José Roberto luta por mais acessibilidade e afirma: “não preciso aparecer, eu quero é resultado”. / Imagem: Osmar Lopes Neto

#tecer – Como as empresas agem ao receber um candidato portador de necessidades especiais?

José Roberto: Eu trabalhei dezenove anos. Quando entrei na “Volks” eramos quinze candidatos, mas as empresas não vão cuidar de você porque você é bonitinho e porque você é deficiente. Não, você tem que produzir. O mercado precisa e não tem pessoas qualificadas. Em contrapartida,  a empresa quer contratar, mas não quer investir. Se ela vai contratar um deficiente ela tem que investir em infraestrutura. Quando eu saí da Volks fui procurar outro emprego, a Casas Bahia estava precisando de quatro, levei meu currículo. Então o gerente olhou meu currículo e disse “Seu currículo é bom! Você é cadeirante. E aí?”. Só não o processei porque já o conhecia. Mas sendo assim, você vai excluir o deficiente?
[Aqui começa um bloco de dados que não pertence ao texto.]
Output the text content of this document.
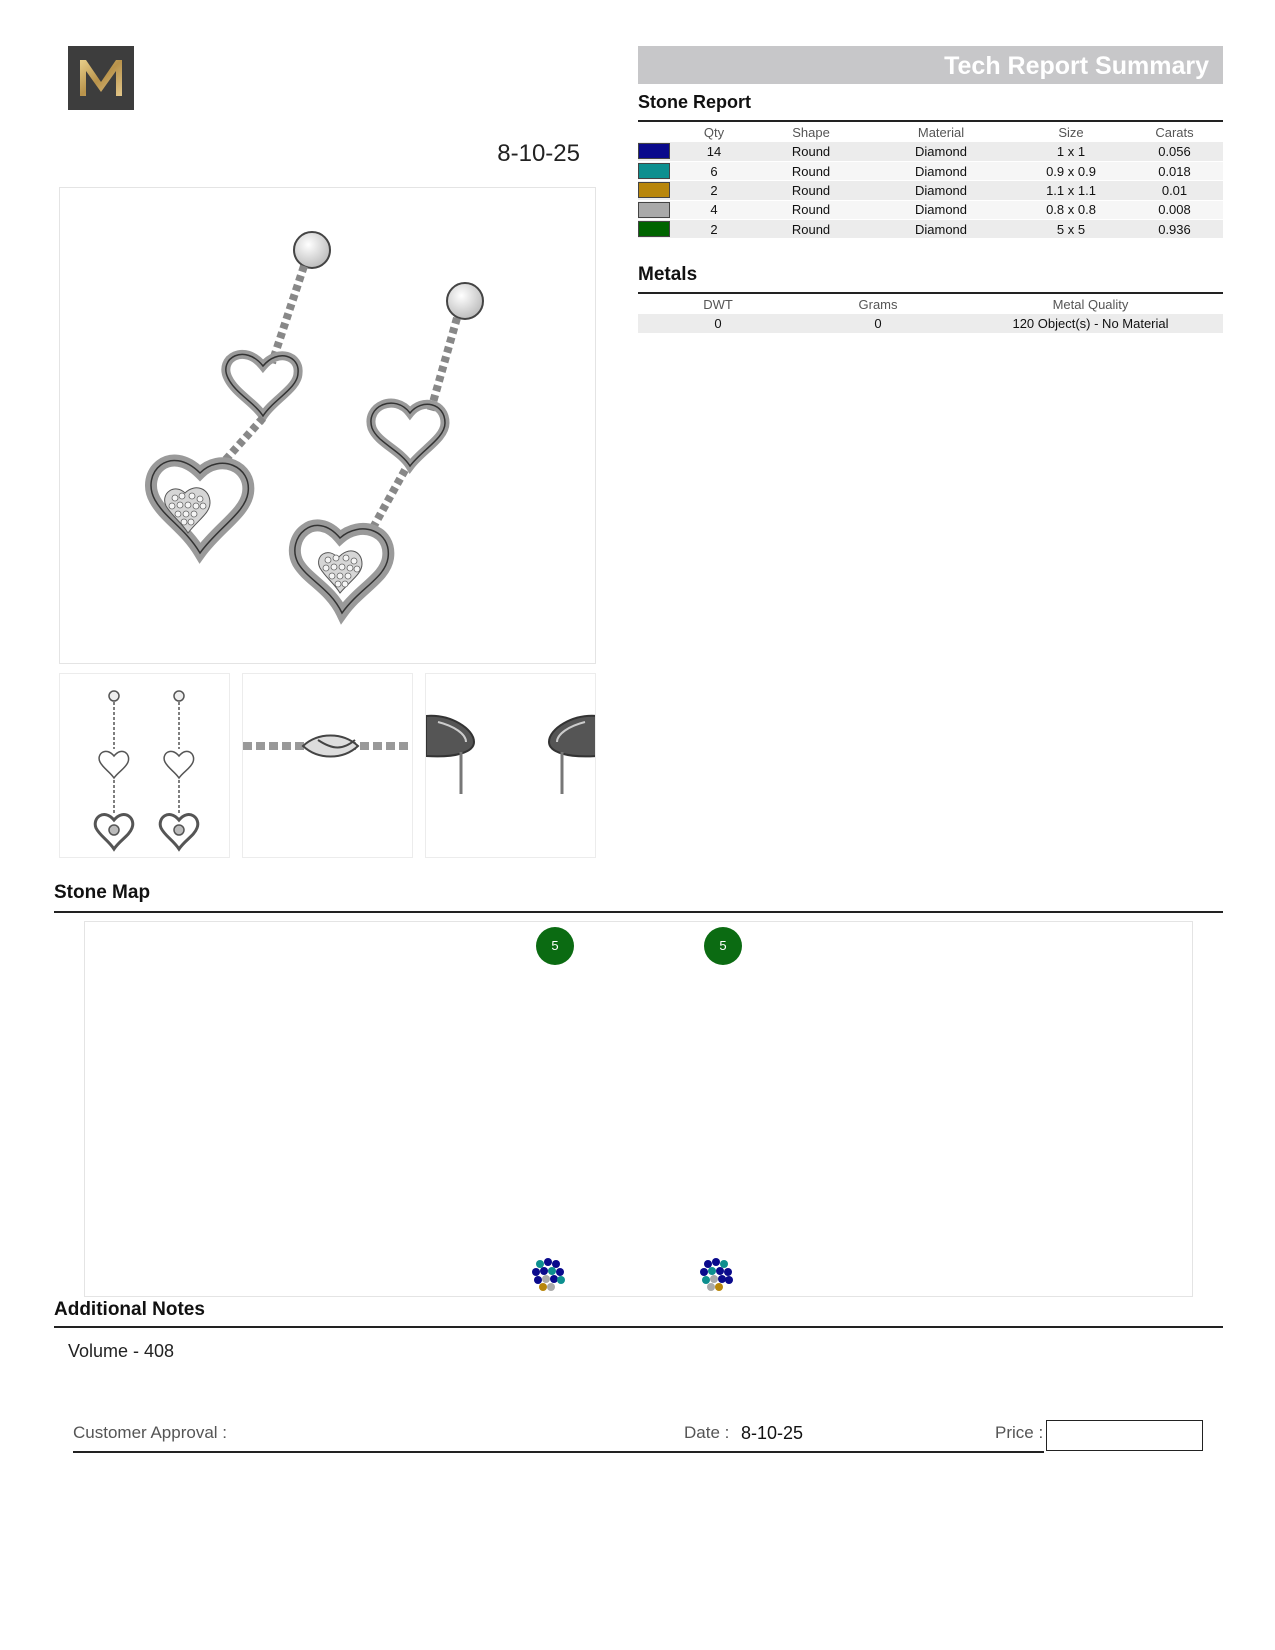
8-10-25
Tech Report Summary
Stone Report
	Qty	Shape	Material	Size	Carats

	14	Round	Diamond	1 x 1	0.056

	6	Round	Diamond	0.9 x 0.9	0.018

	2	Round	Diamond	1.1 x 1.1	0.01

	4	Round	Diamond	0.8 x 0.8	0.008

	2	Round	Diamond	5 x 5	0.936
Metals
DWT	Grams	Metal Quality
0	0	120 Object(s) - No Material
Stone Map
5	5
Additional Notes
Volume - 408
Customer Approval :	Date : 8-10-25	Price :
A empresa não tinha estrutura ou havia outro motivo para não contratá-lo?

José Roberto: Porque não tinha estrutura. Fizeram uma reforma e transferiram o refeitório para o andar de cima da loja. A deficiência não está em mim, ela está no sistema. Chega um momento em que todos se sentem deficientes. Você vai chegar em um lugar para trabalhar e não vai ter a estrutura necessária então você se sente deficiente por não ter condições de desenvolver um bom trabalho. Agora, você só vai ser ouvido se você reclamar. A minha luta não é para o deficiente entrar pela porta dos fundos, é para ele entrar pela porta da frente! O deficiente hoje é cliente também, é um consumidor. Esse é o argumento que vou utilizar na audiência pública (a ser realizada em prol dos direitos do cidadão). Todo mundo sai ganhando. Mariana pode ser a primeira cidade histórica a se preocupar com acessibilidade. O deficiente não tem acesso às instituições públicas da cidade, nem à câmara, nem à prefeitura, nem ao fórum… A rampa da casa lotérica foi feita por intervenção minha.

Como funcionaria essa associação, a AMAC?

José Roberto: A meta da AMAC é preparar um mundo melhor para o futuro, não só para o deficiente. A questão é a acessibilidade. À tudo. À informação… Muitas vezes você não tem acesso à informação então a nossa ideia é fazer essa ponte. Trabalharemos em três fases: a primeira seria a arquitetônica; segunda seria a pesquisa na cidade com as pessoas que relatem problemas de acessibilidade, isso em todos os níveis – não só para cadeirantes – é nas escolas, no trabalho, dificuldade para estudar, pois onde houver dificuldades, nós montaremos um projeto para fazer a ponte. A nossa ideia não é dar a assistência, é dar a condição para eles trabalharem. E tratar também…Tem muitos deficientes dentro de casa que não se tratam, que não têm acesso às informações. E a terceira fase seria a de conscientização das pessoas, indo às escolas dar palestras, para que a pessoa deficiente não seja vista como problema.

Como a família deve se posicionar com um portador de necessidades especiais?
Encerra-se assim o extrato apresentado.